Sobre a promoção internacional do Euro 2004. Anunciam os jornais do fim de semana que a campanha interna e externa para a promoção Euro 2004 vai custar 3 milhões de euros, ou seja, 600 mil contos.

Seiscentos mil contos dá para fazer uma campanha fortíssima em Portugal, uma campanha jeitosinha em Espanha ou uma campanha invisível na Europa. Parece muito dinheiro, mas não é.

Se bem me recordo, o orçamento publicitário para a Expo 98 de Lisboa ascendeu a cerca de 8 milhões de contos. Em contrapartida, o da Expo 92 de Sevilha montou a 80 milhões de contos.

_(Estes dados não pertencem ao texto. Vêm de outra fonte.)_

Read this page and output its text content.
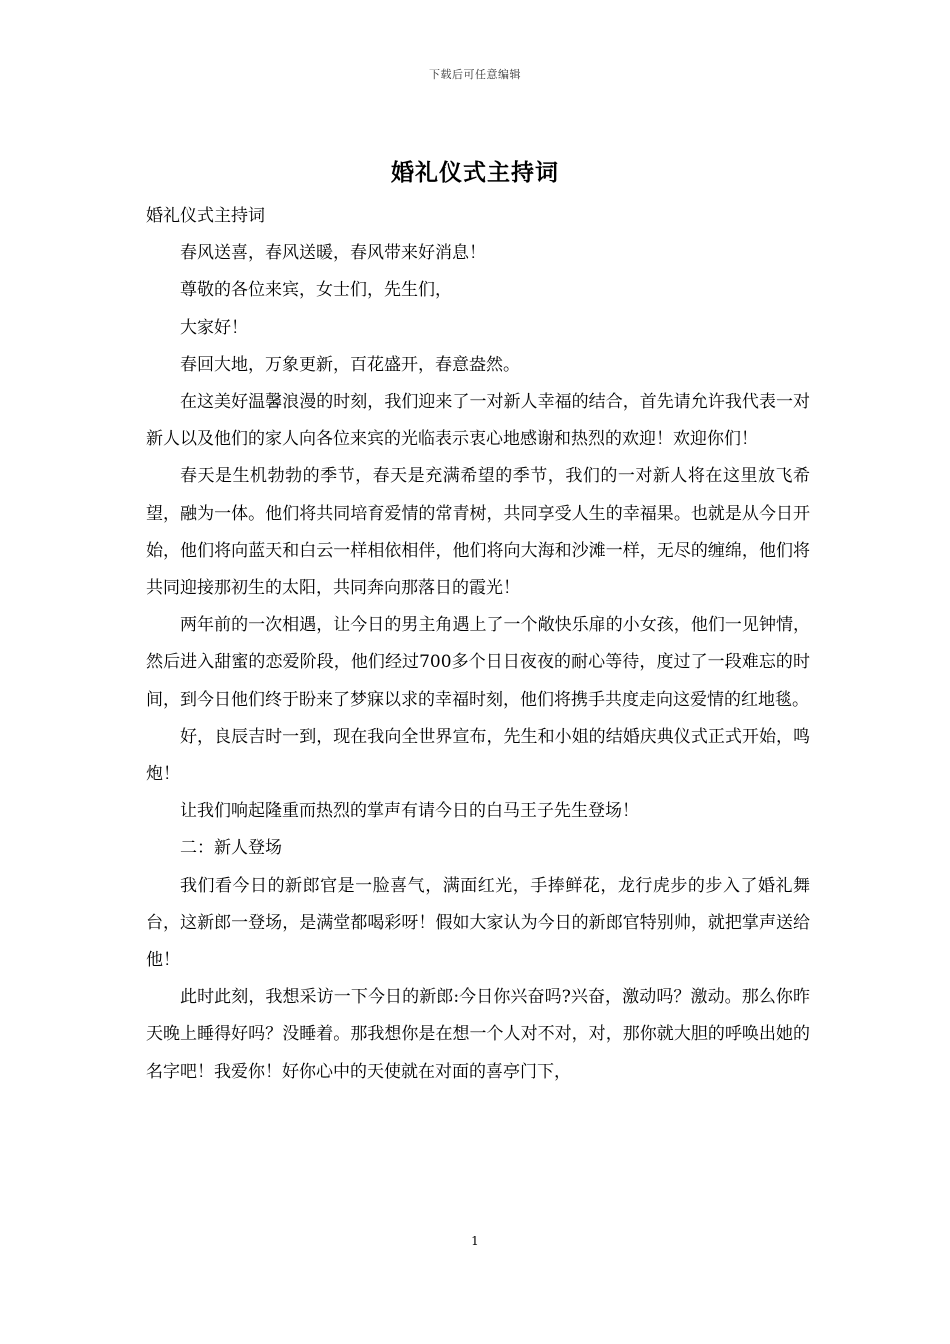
下载后可任意编辑
婚礼仪式主持词

婚礼仪式主持词

春风送喜，春风送暖，春风带来好消息！

尊敬的各位来宾，女士们，先生们，

大家好！

春回大地，万象更新，百花盛开，春意盎然。

在这美好温馨浪漫的时刻，我们迎来了一对新人幸福的结合，首先请允许我代表一对新人以及他们的家人向各位来宾的光临表示衷心地感谢和热烈的欢迎！欢迎你们！

春天是生机勃勃的季节，春天是充满希望的季节，我们的一对新人将在这里放飞希望，融为一体。他们将共同培育爱情的常青树，共同享受人生的幸福果。也就是从今日开始，他们将向蓝天和白云一样相依相伴，他们将向大海和沙滩一样，无尽的缠绵，他们将共同迎接那初生的太阳，共同奔向那落日的霞光！

两年前的一次相遇，让今日的男主角遇上了一个敞快乐扉的小女孩，他们一见钟情，然后进入甜蜜的恋爱阶段，他们经过700多个日日夜夜的耐心等待，度过了一段难忘的时间，到今日他们终于盼来了梦寐以求的幸福时刻，他们将携手共度走向这爱情的红地毯。

好，良辰吉时一到，现在我向全世界宣布，先生和小姐的结婚庆典仪式正式开始，鸣炮！

让我们响起隆重而热烈的掌声有请今日的白马王子先生登场！

二：新人登场

我们看今日的新郎官是一脸喜气，满面红光，手捧鲜花，龙行虎步的步入了婚礼舞台，这新郎一登场，是满堂都喝彩呀！假如大家认为今日的新郎官特别帅，就把掌声送给他！

此时此刻，我想采访一下今日的新郎:今日你兴奋吗?兴奋，激动吗？激动。那么你昨天晚上睡得好吗？没睡着。那我想你是在想一个人对不对，对，那你就大胆的呼唤出她的名字吧！我爱你！好你心中的天使就在对面的喜亭门下，

1
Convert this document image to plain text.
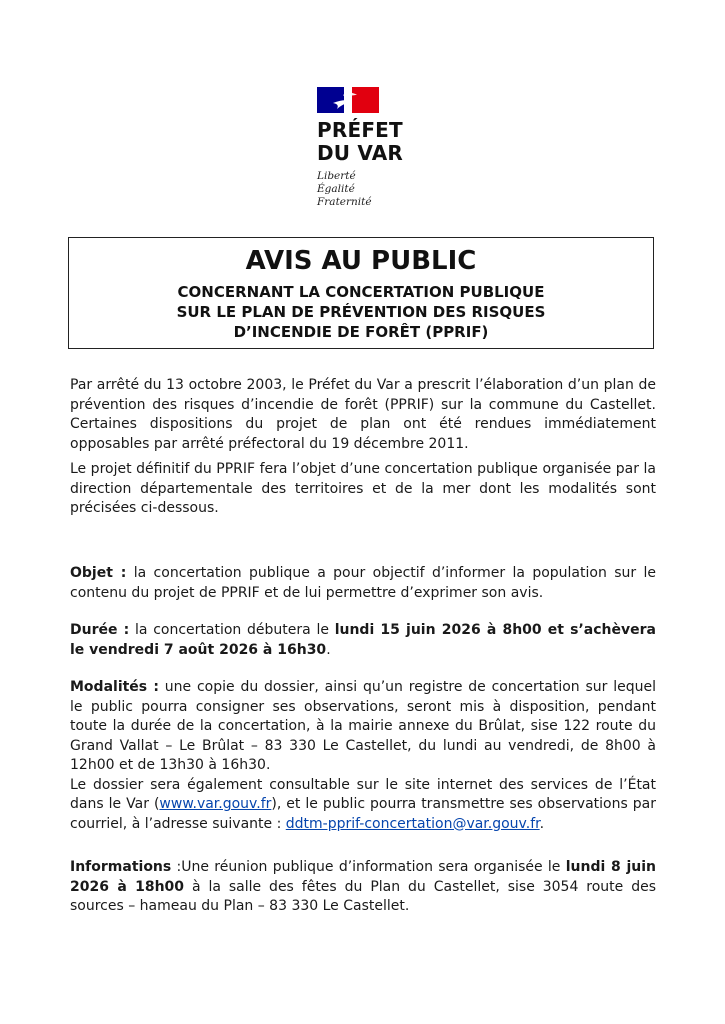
PRÉFET
DU VAR
Liberté
Égalité
Fraternité
AVIS AU PUBLIC
CONCERNANT LA CONCERTATION PUBLIQUE
SUR LE PLAN DE PRÉVENTION DES RISQUES
D’INCENDIE DE FORÊT (PPRIF)

Par arrêté du 13 octobre 2003, le Préfet du Var a prescrit l’élaboration d’un plan de prévention des risques d’incendie de forêt (PPRIF) sur la commune du Castellet. Certaines dispositions du projet de plan ont été rendues immédiatement opposables par arrêté préfectoral du 19 décembre 2011.

Le projet définitif du PPRIF fera l’objet d’une concertation publique organisée par la direction départementale des territoires et de la mer dont les modalités sont précisées ci-dessous.

Objet : la concertation publique a pour objectif d’informer la population sur le contenu du projet de PPRIF et de lui permettre d’exprimer son avis.

Durée : la concertation débutera le lundi 15 juin 2026 à 8h00 et s’achèvera le vendredi 7 août 2026 à 16h30.

Modalités : une copie du dossier, ainsi qu’un registre de concertation sur lequel le public pourra consigner ses observations, seront mis à disposition, pendant toute la durée de la concertation, à la mairie annexe du Brûlat, sise 122 route du Grand Vallat – Le Brûlat – 83 330 Le Castellet, du lundi au vendredi, de 8h00 à 12h00 et de 13h30 à 16h30.

Le dossier sera également consultable sur le site internet des services de l’État dans le Var (www.var.gouv.fr), et le public pourra transmettre ses observations par courriel, à l’adresse suivante : ddtm-pprif-concertation@var.gouv.fr.

Informations :Une réunion publique d’information sera organisée le lundi 8 juin 2026 à 18h00 à la salle des fêtes du Plan du Castellet, sise 3054 route des sources – hameau du Plan – 83 330 Le Castellet.
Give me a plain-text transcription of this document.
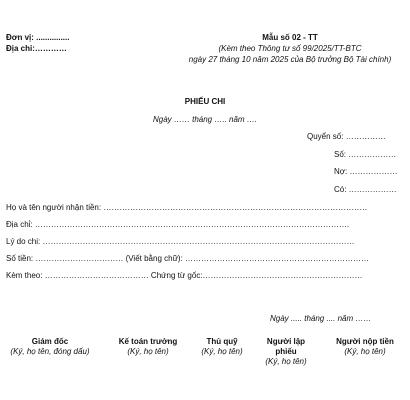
Đơn vị: ...............
Địa chỉ:…………
Mẫu số 02 - TT
(Kèm theo Thông tư số 99/2025/TT-BTC
ngày 27 tháng 10 năm 2025 của Bộ trưởng Bộ Tài chính)
PHIẾU CHI
Ngày …… tháng ….. năm ….
Quyển số: ……………
Số: ………………
Nợ: ………………
Có: ………………
Họ và tên người nhận tiền: ………………………………………………………………………………………
Địa chỉ: ……………………………………………………………………………………………………….
Lý do chi: ………………………………………………………………………………………………………
Số tiền: …………………………… (Viết bằng chữ): ……………………………………………………………
Kèm theo: ………………………………… Chứng từ gốc:……………………………………………………
Ngày ..... tháng .... năm ……
Giám đốc
(Ký, họ tên, đóng dấu)
Kế toán trưởng
(Ký, họ tên)
Thủ quỹ
(Ký, họ tên)
Người lập phiếu
(Ký, họ tên)
Người nộp tiền
(Ký, họ tên)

Estamos aqui, mais uma vez, confrontados com uma realidade que custa muito a entrar nas nossas cabeças: o país não tem dimensão nem, por conseguinte, recursos para fazer investimentos publicitários internacionais que se vejam. É claro que a raiz desta teimosia cega em persistir num caminho que custa dinheiro mas não nos traz nem fama nem glória reside na tentativa de nos colocarmos no mesmo patamar de visibilidade e projecção que a Espanha, um propósito antecipadamente votado ao fracasso, tal a diferença de escala entre os dois países.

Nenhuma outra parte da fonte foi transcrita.